En 1987, TF1 nous disait «Pour mieux vous informer et vous distraire, il n'y en a qu'une, c'est la Une!», puis, en 2009, «On se retrouve sur TF1». On est passé de l'unicité de distraction à «N'oubliez pas notre rendez-vous». Pendant ce temps-là, You Tube nous propose «Broadcast yourself. A tout moment, le consommateur est l'acteur principal de la production et de la diffusion. On est loin d'Andy Warhol et de ses prédictions quant au quart d'heure de célébrité mondiale offert à chacun par la télévision.
Se passer d'intermédiaire pour diffuser ses propres vidéos
Naturellement, ce type de diffusion de contenus s'est installé dans notre quotidien. En effet, quoi de plus simple que de rechercher une actualité qu'on n'a pas eu le temps de voir?

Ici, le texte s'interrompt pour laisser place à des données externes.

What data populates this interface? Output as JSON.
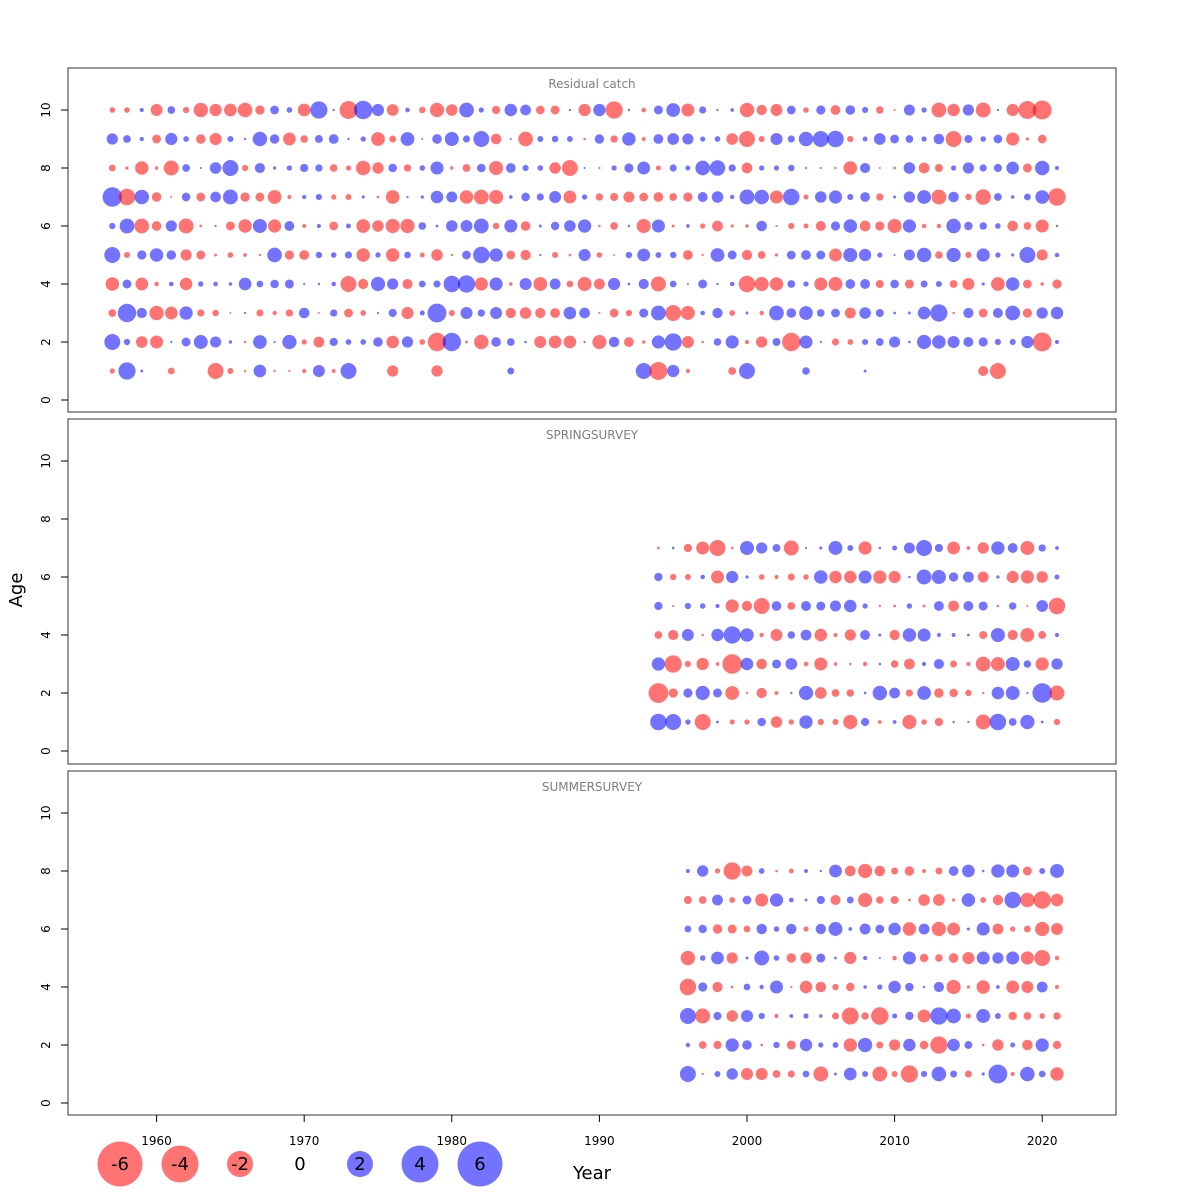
{
  "chart_data": {
    "type": "scatter",
    "subtype": "bubble-residuals",
    "xlabel": "Year",
    "ylabel": "Age",
    "xlim": [
      1954,
      2025
    ],
    "ylim": [
      -0.5,
      11
    ],
    "x_ticks": [
      1960,
      1970,
      1980,
      1990,
      2000,
      2010,
      2020
    ],
    "y_ticks": [
      0,
      2,
      4,
      6,
      8,
      10
    ],
    "colors": {
      "positive": "#0000ff",
      "negative": "#ff0000",
      "opacity": 0.55
    },
    "legend": {
      "placement": "bottom-left",
      "entries": [
        {
          "label": "-6",
          "value": -6
        },
        {
          "label": "-4",
          "value": -4
        },
        {
          "label": "-2",
          "value": -2
        },
        {
          "label": "0",
          "value": 0
        },
        {
          "label": "2",
          "value": 2
        },
        {
          "label": "4",
          "value": 4
        },
        {
          "label": "6",
          "value": 6
        }
      ]
    },
    "panels": [
      {
        "title": "Residual catch",
        "years": [
          1957,
          2021
        ],
        "ages": [
          1,
          10
        ],
        "missing": [
          [
            1960,
            1
          ],
          [
            1962,
            1
          ],
          [
            1963,
            1
          ],
          [
            1974,
            1
          ],
          [
            1975,
            1
          ],
          [
            1977,
            1
          ],
          [
            1978,
            1
          ],
          [
            1980,
            1
          ],
          [
            1981,
            1
          ],
          [
            1982,
            1
          ],
          [
            1983,
            1
          ],
          [
            1985,
            1
          ],
          [
            1986,
            1
          ],
          [
            1987,
            1
          ],
          [
            1988,
            1
          ],
          [
            1989,
            1
          ],
          [
            1990,
            1
          ],
          [
            1991,
            1
          ],
          [
            1992,
            1
          ],
          [
            1997,
            1
          ],
          [
            1998,
            1
          ],
          [
            2001,
            1
          ],
          [
            2002,
            1
          ],
          [
            2003,
            1
          ],
          [
            2005,
            1
          ],
          [
            2006,
            1
          ],
          [
            2007,
            1
          ],
          [
            2009,
            1
          ],
          [
            2010,
            1
          ],
          [
            2011,
            1
          ],
          [
            2012,
            1
          ],
          [
            2013,
            1
          ],
          [
            2014,
            1
          ],
          [
            2015,
            1
          ],
          [
            2018,
            1
          ],
          [
            2019,
            1
          ],
          [
            2020,
            1
          ],
          [
            2021,
            1
          ],
          [
            2021,
            10
          ],
          [
            2021,
            9
          ]
        ],
        "seed": 11,
        "highlights": [
          [
            1957,
            7,
            4.5
          ],
          [
            1958,
            7,
            -3.2
          ],
          [
            1974,
            10,
            4.0
          ],
          [
            1973,
            10,
            -3.8
          ],
          [
            1971,
            10,
            3.5
          ],
          [
            2020,
            10,
            -4.2
          ],
          [
            2019,
            10,
            -3.8
          ],
          [
            1982,
            9,
            3.0
          ],
          [
            2006,
            9,
            3.2
          ],
          [
            2005,
            9,
            3.0
          ],
          [
            2000,
            9,
            -3.0
          ],
          [
            2014,
            9,
            -3.0
          ],
          [
            1965,
            8,
            3.0
          ],
          [
            1988,
            8,
            -3.0
          ],
          [
            1998,
            8,
            2.8
          ],
          [
            2003,
            7,
            3.2
          ],
          [
            2021,
            7,
            -3.6
          ],
          [
            2016,
            7,
            -2.8
          ],
          [
            1957,
            5,
            3.0
          ],
          [
            1982,
            5,
            3.2
          ],
          [
            2019,
            5,
            3.0
          ],
          [
            1980,
            4,
            3.2
          ],
          [
            1981,
            4,
            3.5
          ],
          [
            2000,
            4,
            -3.2
          ],
          [
            1973,
            4,
            -3.0
          ],
          [
            1958,
            3,
            4.0
          ],
          [
            1979,
            3,
            4.2
          ],
          [
            2013,
            3,
            3.5
          ],
          [
            1995,
            3,
            -3.0
          ],
          [
            1957,
            2,
            3.0
          ],
          [
            1979,
            2,
            -4.0
          ],
          [
            1980,
            2,
            4.0
          ],
          [
            2003,
            2,
            -4.0
          ],
          [
            2020,
            2,
            -4.2
          ],
          [
            1995,
            2,
            3.5
          ],
          [
            1958,
            1,
            3.5
          ],
          [
            1994,
            1,
            -3.8
          ],
          [
            1993,
            1,
            3.0
          ],
          [
            2000,
            1,
            3.0
          ],
          [
            2017,
            1,
            -3.0
          ],
          [
            1973,
            1,
            3.0
          ],
          [
            1964,
            1,
            -3.0
          ],
          [
            1979,
            1,
            -1.5
          ],
          [
            1991,
            10,
            -3.5
          ]
        ]
      },
      {
        "title": "SPRINGSURVEY",
        "years": [
          1994,
          2021
        ],
        "ages": [
          1,
          7
        ],
        "missing": [],
        "seed": 23,
        "highlights": [
          [
            1994,
            2,
            -4.6
          ],
          [
            1999,
            3,
            -4.5
          ],
          [
            1998,
            7,
            -3.0
          ],
          [
            2012,
            7,
            3.0
          ],
          [
            1999,
            4,
            3.5
          ],
          [
            2020,
            2,
            4.5
          ],
          [
            1994,
            1,
            3.2
          ],
          [
            1995,
            1,
            3.0
          ],
          [
            2017,
            1,
            3.2
          ],
          [
            1997,
            1,
            -3.0
          ],
          [
            1995,
            3,
            -3.5
          ],
          [
            2001,
            5,
            -3.0
          ],
          [
            2021,
            5,
            -3.2
          ]
        ]
      },
      {
        "title": "SUMMERSURVEY",
        "years": [
          1996,
          2021
        ],
        "ages": [
          1,
          8
        ],
        "missing": [],
        "seed": 37,
        "highlights": [
          [
            2017,
            1,
            4.2
          ],
          [
            2011,
            1,
            -3.5
          ],
          [
            2013,
            2,
            -3.5
          ],
          [
            2013,
            3,
            3.5
          ],
          [
            2009,
            3,
            -3.6
          ],
          [
            2007,
            3,
            -3.4
          ],
          [
            1999,
            8,
            -3.5
          ],
          [
            1996,
            4,
            -3.2
          ],
          [
            2020,
            7,
            -3.6
          ],
          [
            2020,
            5,
            -3.0
          ],
          [
            2018,
            7,
            3.2
          ],
          [
            1996,
            3,
            3.0
          ],
          [
            1996,
            1,
            3.0
          ]
        ]
      }
    ]
  }
}
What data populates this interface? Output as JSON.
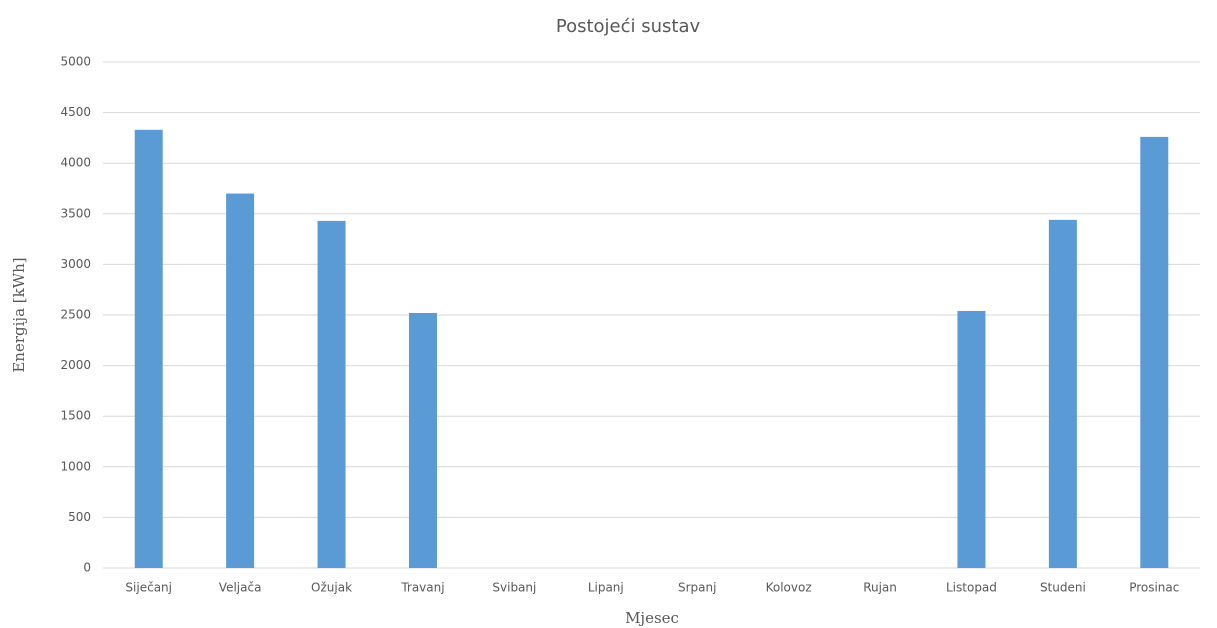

Quoi de plus facile pour assembler un nouvel appareil; que d'en visionner la vidéo de montage? Sans oublier les aspects divertissants et pédagogiques de la vidéo sur Internet, aujourd'hui devenue la solution de simplification d'accès aux contenus.
Paradoxalement, les marques ne sont pas encore vraiment installées dans ce nouveau quotidien des consommateurs. Les habitudes ont la vie dure! Pourtant, il existe de beaux succès de marques dont les contenus vidéo capitalisent des millions de vues sur leur chaîne Youtube ou sur d'autres canaux existants sur le Net.
Après la fragmentation des audiences médias, l'enjeu, pour les marques, consistera à pouvoir se passer d'intermédiaire pour diffuser leurs propres contenus vidéo. Etre en relation directe avec le client en utilisant la richesse des contenus vidéo, encore un champ de possible sous exploité! Mais pour ça, les annonceurs et les agences doivent voir le contenu vidéo d'une autre façon et changer leurs habitudes du tout TV!
JEROME TOUCHEBOEUF
Depuis juillet 2010, Jérôme Toucheboeuf est le président de la délégation Customer Marketing de l'AACC, dont l'action, portée par ses agences, vise à valoriser l'expertise marketing client. Jérôme Toucheboeuf est aussi l'un des fondateurs, en 1997, de l'agence FullSIX. Depuis 2009, il est en charge de la coordination et du support opérationnel des agences du réseau international FullSIX (Grand Union, FullSIX, 6:AM).